There is currently a large and growing requirement for NF3 in semiconductor manufacturing. One of the early processes for producing NF3 involves the direct fluorination of ammonium ions by F2 whereby gaseous F2 is contacted with liquid (molten) ammonium acid fluoride (AAF) while gaseous NH3 is separately contacted with the liquid AAF to generate ammonium ions. The early processes are operated to maintain a molar ratio of by-product HF to ammonia of 2.0 to 2.5 (melt ratio) in the reaction liquid and at temperatures above the melting point of ammonium bifluoride, NH4HF2, which is 127° C. Later processes for producing NF3 effect the direct fluorination of ammonium bifluoride using increased HF/NH3 melt ratios. These later processes resulted in superior NF3 yields than when the lower melt ratio processes were used.
Purification of the NF3 reaction product formed by the direct fluorination of ammonium bifluoride involves the removal of unreacted or unconverted F2, as well as the byproducts HF, N2, and trace levels of N2F2, and N2O. Conventional practice in prior purification processes effects the removal of excess F2 and co-product HF by aqueous KOH scrubbing followed by removal of trace levels of nitrogen oxides and water present in the stream using a solid molecular sieve adsorbent. Finally, the NF3 is further purified using distillation.
The following patents and articles describe processes for production and purification of NF3.
U.S. Pat. No. 4,091,081 discloses a process for the production of NF3 by the direct fluorination of ammonium bifluoride at temperatures above 260° F. and below 400° F. An HF/NH3 ratio of 2 to 2.5 is maintained. Purification is effected by passing the reaction product through a mist eliminator pad and then through an aqueous KOH scrubber. Residual HF and unreacted F2 are removed in the scrubber. After scrubbing, the temperature of the stream is reduced to condense water and then the stream passed through molecular sieve driers for further purification.
U.S. Pat. No. 4,156,598 describes a process for the production NF3 by the direct fluorination of ammonium bifluoride. Purification of the gaseous reaction stream involves passing the gaseous reaction stream through a mist eliminator pad to remove entrained ammonium fluoride or bifluoride and then through a bath capable of forming a salt of HF and F2, e.g., an aqueous KOH bath. Alternatively, sodium fluoride is used in place of KOH, but F2 is not removed by this method. To extend the lifetime of the adsorber columns N2F2 is removed to a level below 0.03 volume percent before adsorption of N2O and water.
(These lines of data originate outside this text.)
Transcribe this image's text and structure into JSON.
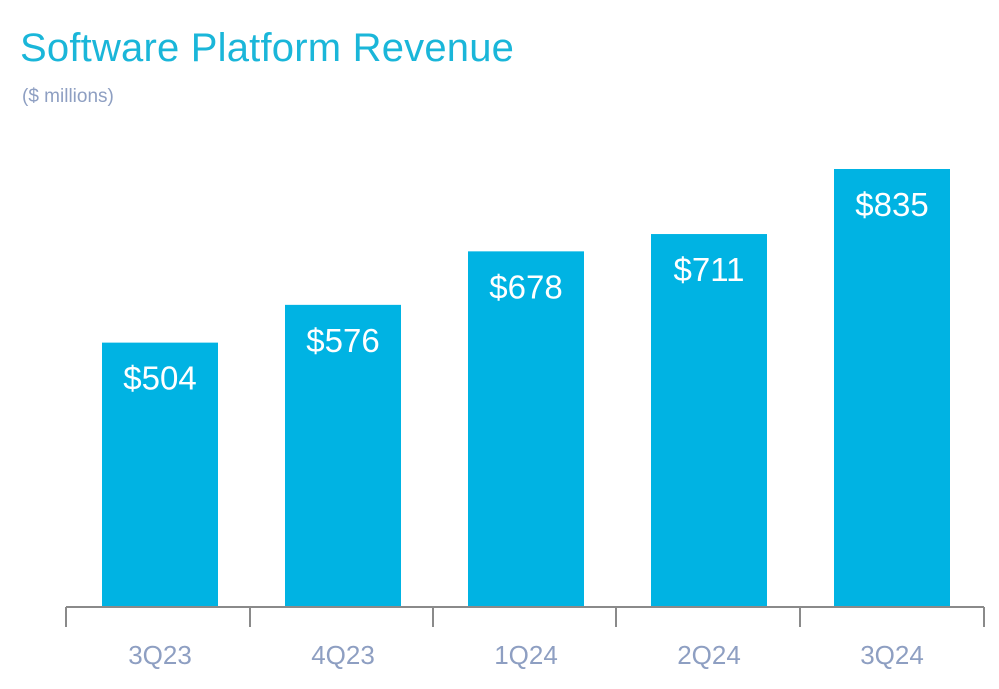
{
  "chart_data": {
    "type": "bar",
    "title": "Software Platform Revenue",
    "subtitle": "($ millions)",
    "xlabel": "",
    "ylabel": "",
    "categories": [
      "3Q23",
      "4Q23",
      "1Q24",
      "2Q24",
      "3Q24"
    ],
    "series": [
      {
        "values": [
          504,
          576,
          678,
          711,
          835
        ],
        "data_labels": [
          "$504",
          "$576",
          "$678",
          "$711",
          "$835"
        ]
      }
    ],
    "ylim": [
      0,
      835
    ],
    "grid": false,
    "legend": "none",
    "colors": {
      "bar": "#00b3e3",
      "bar_label": "#ffffff",
      "title": "#1ab6d9",
      "subtitle": "#8e9fc2",
      "tick_label": "#8e9fc2",
      "axis": "#8a8a8a"
    }
  }
}
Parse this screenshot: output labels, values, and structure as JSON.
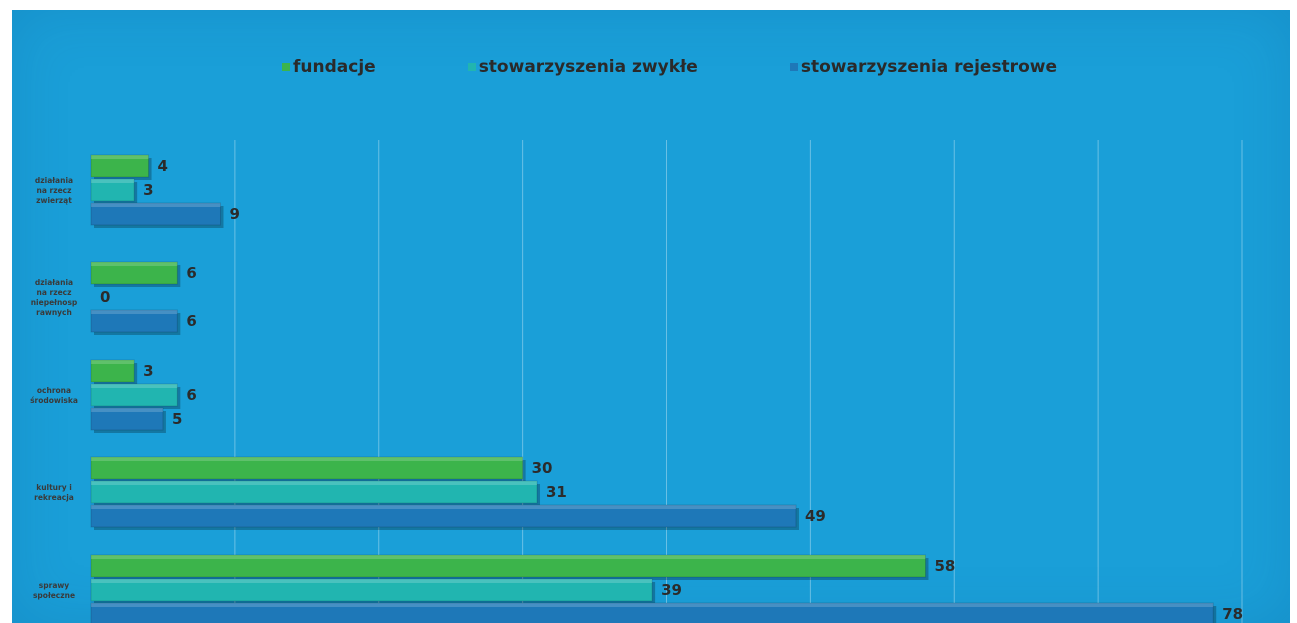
{
  "chart_data": {
    "type": "bar",
    "orientation": "horizontal",
    "title": "",
    "xlabel": "",
    "ylabel": "",
    "xlim": [
      0,
      80
    ],
    "grid": true,
    "legend_position": "top",
    "categories": [
      "działania na rzecz zwierząt",
      "działania na rzecz niepełnosprawnych",
      "ochrona środowiska",
      "kultury i rekreacja",
      "sprawy społeczne"
    ],
    "series": [
      {
        "name": "fundacje",
        "color": "#3cb44b",
        "values": [
          4,
          6,
          3,
          30,
          58
        ]
      },
      {
        "name": "stowarzyszenia zwykłe",
        "color": "#21b5b0",
        "values": [
          3,
          0,
          6,
          31,
          39
        ]
      },
      {
        "name": "stowarzyszenia rejestrowe",
        "color": "#1e78b8",
        "values": [
          9,
          6,
          5,
          49,
          78
        ]
      }
    ]
  }
}
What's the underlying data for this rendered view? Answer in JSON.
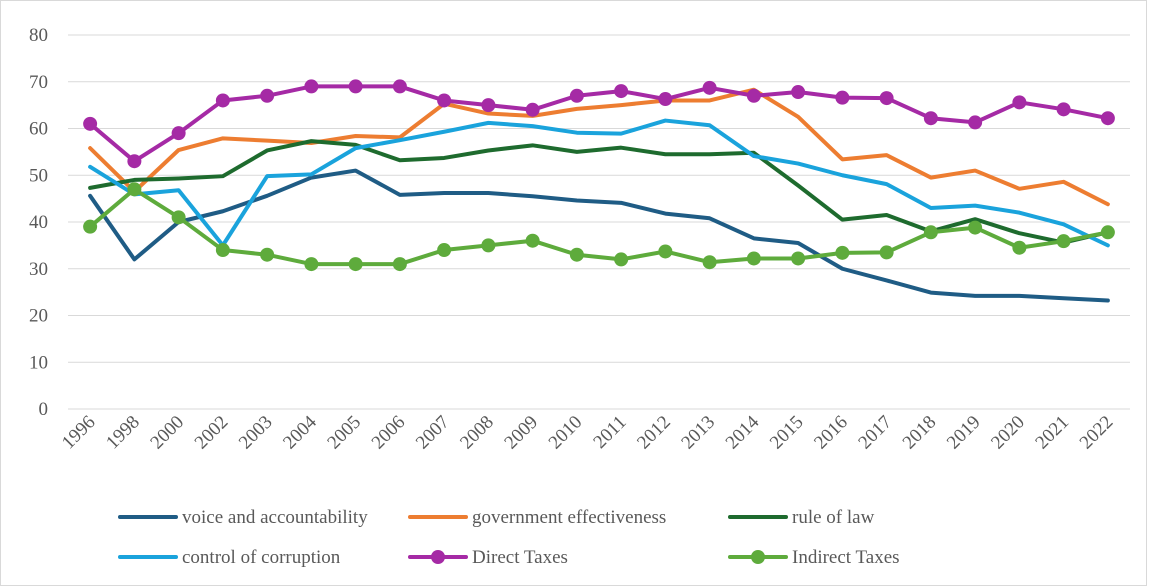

U.S. Pat. No. 4,543,242 describes a process for the production and purification of NF3. NF3 is purified by removing HF by condensation. Further purification of NF3 is accomplished by wet scrubbing of NF3 using aqueous KOH followed by treatment using a molecular sieve.
U.S. Pat. No. 4,933,158 discloses a process for the purification of NF3 produced by various methods, including the direct fluorination of ammonium bifluoride. Removal of N2O, CO2, and N2F2 from an NF3 stream is accomplished by passing the stream through a thermally treated natural zeolite.
U.S. Pat. No. 4,980,144 describes a process for purification of NF3 containing hydrogen fluoride, and oxygen difluoride. In the described process, NF3 is generated under conditions such that OF2 is generated in amounts in excess of 700 ppm. Typically, the NF3 is generated by a process referred to as molten salt electrolysis wherein a salt comprised of ammonium fluoride and HF are electrolyzed. In the NF3 purification process, HF is removed first by contact with water or a caustic scrubber. Then, the OF2 present in the stream is removed to a level below about 10 ppm by contacting the gas with an aqueous solution of sodium thiosulfate, hydrogen iodide, and sodium sulfide. The NF3 stream is then passed through a zeolite molecular sieve to remove water.
U.S. Pat. No. 5,637,285 discloses the production or NF3 by the direct fluorination of ammonium bifluoride at a melt ratio of HF/NH3 of at least 2.55.